Je ne veux pas m'habituer à ingurgiter une plus grande quantité de cervoise en une seule séance de lecture, être toujours prêt à passer à un volume supérieur, à me plier servilement – inconsciemment presque – aux caprices des rois du houblon : simple question de respect de moi-même.

Je refuse de cautionner la logique épicière selon laquelle, financièrement parlant, je suis «regagnant» avec la 950 (c'est presque un litre, ça, messieurs-dames!). J’oppose donc une fin de non-recevoir à ce cadeau empoisonné.

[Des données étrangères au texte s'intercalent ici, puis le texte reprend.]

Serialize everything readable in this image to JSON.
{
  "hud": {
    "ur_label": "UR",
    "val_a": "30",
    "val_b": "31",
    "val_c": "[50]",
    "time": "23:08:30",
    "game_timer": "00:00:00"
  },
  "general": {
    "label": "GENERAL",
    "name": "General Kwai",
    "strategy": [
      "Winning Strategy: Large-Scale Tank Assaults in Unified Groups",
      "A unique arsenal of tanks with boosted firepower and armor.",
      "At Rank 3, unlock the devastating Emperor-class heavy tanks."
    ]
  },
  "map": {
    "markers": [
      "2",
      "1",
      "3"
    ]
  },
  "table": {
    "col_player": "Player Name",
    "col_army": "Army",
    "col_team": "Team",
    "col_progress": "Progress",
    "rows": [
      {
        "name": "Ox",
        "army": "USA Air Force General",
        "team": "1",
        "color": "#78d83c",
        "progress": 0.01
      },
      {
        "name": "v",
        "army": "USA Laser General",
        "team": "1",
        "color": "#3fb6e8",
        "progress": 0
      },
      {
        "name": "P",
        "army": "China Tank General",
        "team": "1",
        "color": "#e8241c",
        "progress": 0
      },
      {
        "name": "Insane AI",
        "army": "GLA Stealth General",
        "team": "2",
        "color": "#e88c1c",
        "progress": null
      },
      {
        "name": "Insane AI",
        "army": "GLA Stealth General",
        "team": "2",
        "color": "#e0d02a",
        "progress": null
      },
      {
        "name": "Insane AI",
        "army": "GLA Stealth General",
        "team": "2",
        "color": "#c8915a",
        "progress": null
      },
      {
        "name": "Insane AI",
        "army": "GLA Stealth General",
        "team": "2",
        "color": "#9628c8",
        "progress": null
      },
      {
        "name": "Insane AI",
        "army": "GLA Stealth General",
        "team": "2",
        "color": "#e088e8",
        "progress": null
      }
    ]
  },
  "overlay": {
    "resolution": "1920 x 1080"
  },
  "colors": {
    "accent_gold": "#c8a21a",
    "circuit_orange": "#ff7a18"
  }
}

Tenez, dès le lendemain de mon «étourdissante» première rencontre  avec la fameuse Gigacanette, celle-là même qui a mis d'la brume dans mes lunettes, je suis ressorti du dépanneur avec une petite blonde.

On aura bien sûr compris – et surtout ma femme, j’espère – qu’il est toujours question de bière, en l’occurrence une bière de micro-brasserie, oui, une seule! en bouteille de dimension normale… et quasiment «légère» à part ça, en vertu de ses plutôt modestes 4,5 % d’alcool par volume!

Or, je compte bien m'en tenir à cette consommation journalière qui, pourtant, se situe bien en deçà de la dose «hygiéno-thérapeutique» dont il est fait état plus haut, une consommation réduite qui, entre autres mérites, me permettra d’économiser POUR DE VRAI!

C'est là ma façon à moi, toute «donquichottienne», de faire un pied de nez à l’armée de grands magiciens du marketing et autres marchands du Temple qui s'ingénient à nous transformer en vulgaires boit-sans-soif à la merci de décisions prises en dehors d’eux.

En passant, dites donc : ça ne vous fait pas penser à Loto-Québec, qui multiplie les «gratteux»… même si ça ne nous pique pas?

 À la bonne vôtre!

                                                                                    Jean-Paul Lanouette

[1] Dose recommandée, oui! et, dans mon cas, presque salutaire!

[2] Une canette de 750 ml à 3,98 $ (consigne et taxes incluses) => 53/100 de ¢ le millilitre, alors qu'une canette de 950 ml à 4,67 $ => 49/100 de ¢ le millilitre. C.Q.F.D. Wow! un gars serait fou de se priver!